E, numa referência ao título, conclui: "Do flanco nutriz brotava a vida, os rebentos desabrochavam em folhas verdes, os campos estremeciam com o brotar da relva. Por todos os lados as sementes cresciam, alongavam-se, furavam a planície, em seu caminho para o calor e a luz. Um transbordamento de seiva escorria sussurrante, o ruído dos germes expandia-se num grande beijo. E ainda, cada vez mais distintamente, como se estivessem mais próximos da superfície, os companheiros cavavam. Aos raios chamejantes do astro rei, naquela manhã de juventude, era daquele rumor que o campo estava cheio. Homens brotavam, um exército negro, vingador, que germinava lentamente nos sulcos da terra, crescendo para as colheitas do século futuro, cuja germinação não tardaria em fazer rebentar a terra". Páginas 535 a 537.

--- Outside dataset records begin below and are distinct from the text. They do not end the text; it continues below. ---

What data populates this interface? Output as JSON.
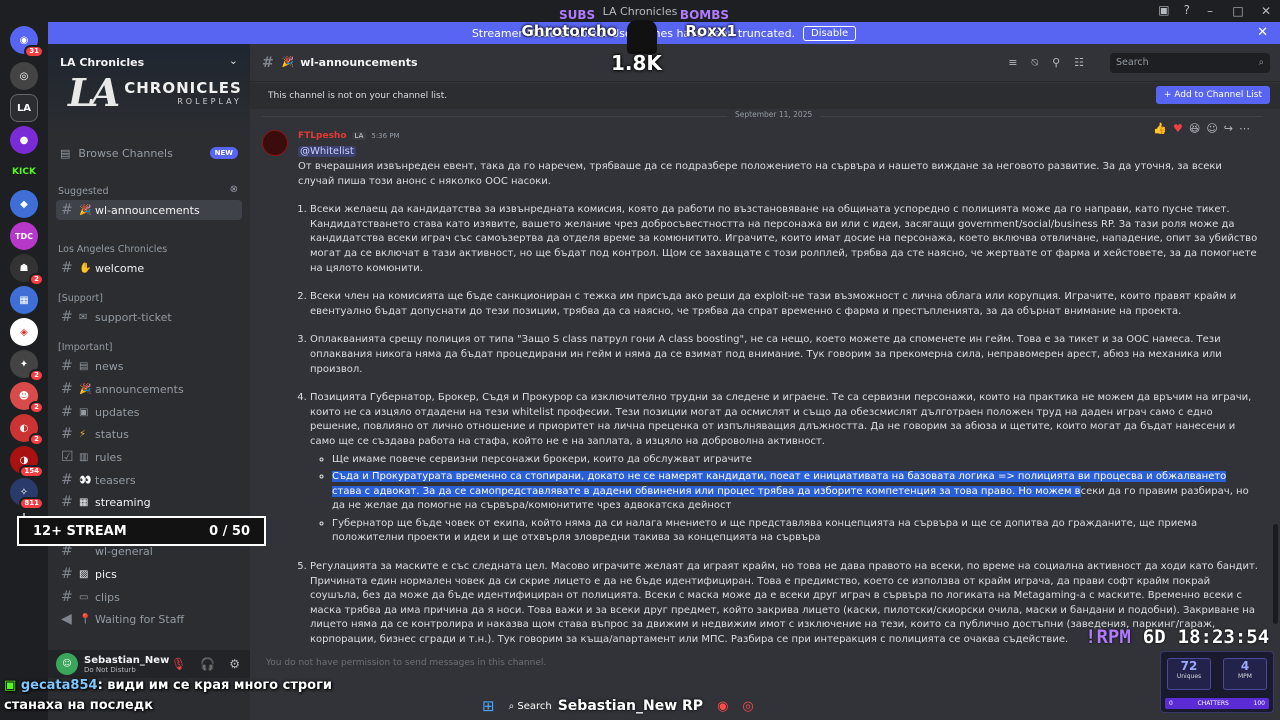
{
  "window": {
    "title": "LA Chronicles"
  },
  "banner": {
    "text": "Streamer Mode enabled. Usernames have been truncated.",
    "button": "Disable"
  },
  "overlay": {
    "subs_label": "SUBS",
    "bombs_label": "BOMBS",
    "name_left": "Ghrotorcho",
    "name_right": "Roxx1",
    "count": "1.8K"
  },
  "guilds": {
    "badges": [
      "31",
      "2",
      "2",
      "2",
      "2",
      "154",
      "811"
    ]
  },
  "server": {
    "name": "LA Chronicles",
    "logo_main": "CHRONICLES",
    "logo_sub": "ROLEPLAY",
    "browse": "Browse Channels",
    "new_badge": "NEW",
    "suggested_label": "Suggested",
    "suggested_channel": "wl-announcements",
    "cat1": "Los Angeles Chronicles",
    "welcome": "welcome",
    "cat2": "[Support]",
    "support": "support-ticket",
    "cat3": "[Important]",
    "important": [
      "news",
      "announcements",
      "updates",
      "status",
      "rules",
      "teasers",
      "streaming"
    ],
    "general": "wl-general",
    "pics": "pics",
    "clips": "clips",
    "waiting": "Waiting for Staff"
  },
  "stream_box": {
    "label": "12+ STREAM",
    "value": "0 / 50"
  },
  "user": {
    "name": "Sebastian_New",
    "status": "Do Not Disturb"
  },
  "chat": {
    "channel": "wl-announcements",
    "search_placeholder": "Search",
    "notice": "This channel is not on your channel list.",
    "add_button": "Add to Channel List",
    "date": "September 11, 2025",
    "author": "FTLpesho",
    "author_tag": "LA",
    "time": "5:36 PM",
    "mention": "@Whitelist",
    "intro": "От вчерашния извънреден евент, така да го наречем, трябваше да се подразбере положението на сървъра и нашето виждане за неговото развитие. За да уточня, за всеки случай пиша този анонс с няколко ООС насоки.",
    "items": [
      "Всеки желаещ да кандидатства за извънредната комисия, която да работи по възстановяване на общината успоредно с полицията може да го направи, като пусне тикет. Кандидатстването става като изявите, вашето желание чрез добросъвестността на персонажа ви или с идеи, засягащи government/social/business  RP. За тази роля може да кандидатства всеки играч със самоъзертва да отделя време за комюнитито. Играчите, които имат досие на персонажа, което включва отвличане, нападение, опит за убийство могат да се включат в тази активност, но ще бъдат под контрол. Щом се захващате с този ролплей, трябва да сте наясно, че жертвате от фарма и хейстовете, за да помогнете на цялото комюнити.",
      "Всеки член на комисията ще бъде санкциониран с тежка им присъда ако реши да exploit-не тази възможност с лична облага или корупция. Играчите, които правят крайм и евентуално бъдат допуснати до тези позиции, трябва да са наясно, че трябва да спрат временно с фарма и престъпленията, за да обърнат внимание на проекта.",
      "Оплакванията срещу полиция от типа \"Защо S class патрул гони A class boosting\", не са нещо, което можете да споменете ин гейм. Това е за тикет и за ООС намеса. Тези оплаквания никога няма да бъдат процедирани ин гейм и няма да се взимат под внимание. Тук говорим за прекомерна сила, неправомерен арест, абюз на механика или произвол.",
      "Позицията Губернатор, Брокер, Съдя и Прокурор са изключително трудни за следене и играене. Те са сервизни персонажи, които на практика не можем да връчим на играчи, които не са изцяло отдадени на тези whitelist професии. Тези позиции могат да осмислят и също да обезсмислят дълготраен положен труд на даден играч само с едно решение, повлияно от лично отношение и приоритет на лична преценка от изпълняващия длъжността. Да не говорим за абюза и щетите, които могат да бъдат нанесени и само ще се създава работа на стафа, който не е на заплата, а изцяло на доброволна активност."
    ],
    "sub1": "Ще имаме повече сервизни персонажи брокери, които да обслужват играчите",
    "sub2_highlight": "Съда и Прокуратурата временно са стопирани, докато не се намерят кандидати, поеат е инициативата на базовата логика => полицията ви процесва и обжалването става с адвокат. За да се самопредставлявате в дадени обвинения или процес трябва да изборите компетенция за това право. Но можем в",
    "sub2_rest": "секи да го правим разбирач, но да не желае да помогне на сървъра/комюнитите чрез адвокатска дейност",
    "sub3": "Губернатор ще бъде човек от екипа, който няма да си налага мнението и ще представлява концепцията на сървъра и ще се допитва до гражданите, ще приема положителни проекти и идеи и ще отхвърля зловредни такива за концепцията на сървъра",
    "item5": "Регулацията за маските е със следната цел. Масово играчите желаят да играят крайм, но това не дава правото на всеки, по време на социална активност да ходи като бандит. Причината един нормален човек да си скрие лицето е да не бъде идентифициран. Това е предимство, което се използва от крайм играча, да прави софт крайм покрай соушъла, без да може да бъде идентифициран от полицията. Всеки с маска може да е всеки друг играч в сървъра по логиката на Metagaming-а с маските. Временно всеки с маска трябва да има причина да я носи. Това важи и за всеки друг предмет, който закрива лицето (каски, пилотски/скиорски очила, маски и бандани и подобни). Закриване на лицето няма да се контролира и наказва щом става въпрос за движим и недвижим имот с изключение на тези, които са публично достъпни (заведения, паркинг/гараж, корпорации, бизнес сгради и т.н.). Тук говорим за къща/апартамент или МПС. Разбира се при интеракция с полицията се очаква съдействие.",
    "composer": "You do not have permission to send messages in this channel."
  },
  "stream_hud": {
    "rpm": "!RPM",
    "days": "6D",
    "time": "18:23:54",
    "uniques_value": "72",
    "uniques_label": "Uniques",
    "mpm_value": "4",
    "mpm_label": "MPM",
    "chatters_min": "0",
    "chatters_label": "CHATTERS",
    "chatters_max": "100"
  },
  "stream_chat": {
    "user": "gecata854",
    "line1": ": види им се края много строги",
    "line2": "станаха на последк"
  },
  "taskbar": {
    "search": "Search",
    "streamer": "Sebastian_New RP"
  }
}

O mundo ainda ficaria muito agradecido ao grande escritor por sua intervenção no caso Dreyfus, com o seu famoso J'accuse, de 1898. Foi o personagem central de reparação de uma grave injustiça.

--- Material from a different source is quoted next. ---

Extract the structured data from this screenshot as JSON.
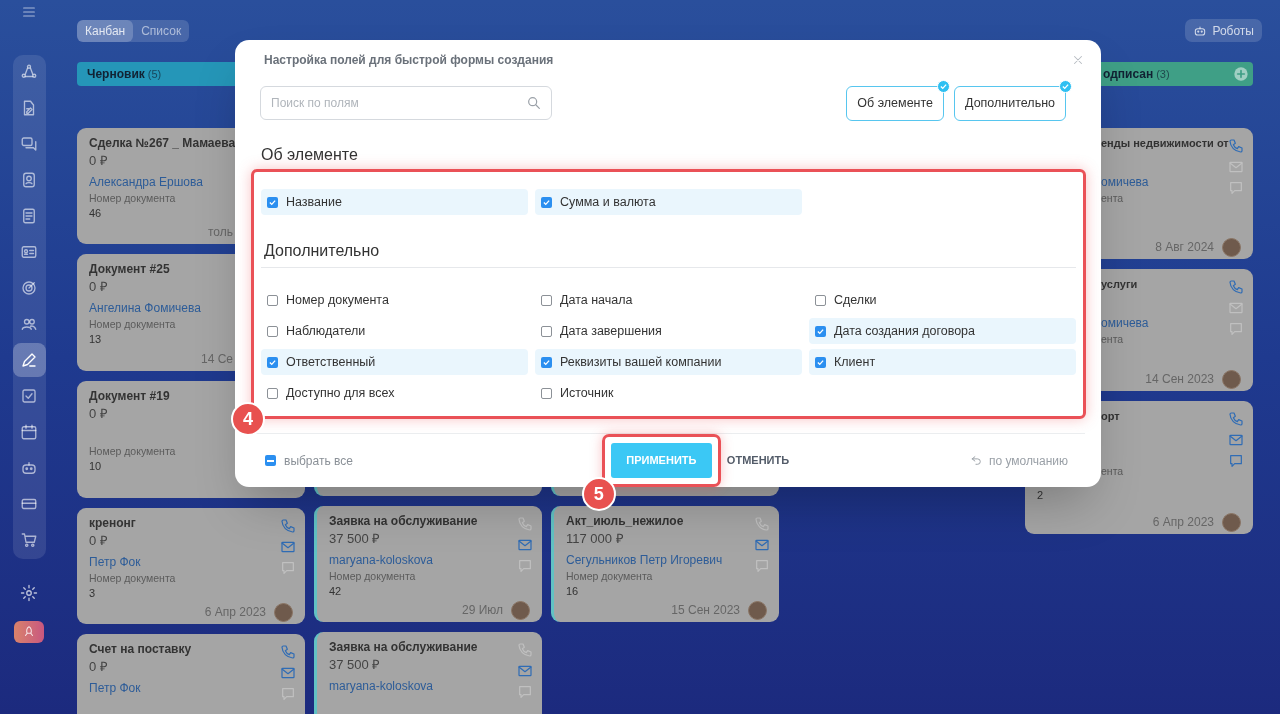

Tenho em casa também a coleção - Grandes Livros no Cinema -. Foi lançado pela Folha de S.Paulo. Entre eles está Germinal, com a fantástica atuação de Gérard Depardieu. Na contracapa do livreto da coleção lemos o que segue:

"As péssimas condições de vida e de trabalho de mineiros exploradores de carvão numa vila na França no século 19 culmina em revolta, massacre e morte quando um casal lidera uma greve reivindicando tratamento mais humano. Com 'Germinal', o escritor Emile Zola expôs, na linguagem crua e dura do naturalismo, a injustiça social e defendeu o espírito de revolta num momento em que os lemas revolucionários de liberdade, igualdade e fraternidade haviam voltado a não ser mais que uma utopia do passado. Claude Berri filmou o romance em 1993 como uma superprodução valorizada pela presença de Gérard Depardieu à frente do elenco de grandes intérpretes do cinema francês". 151 minutos de duração.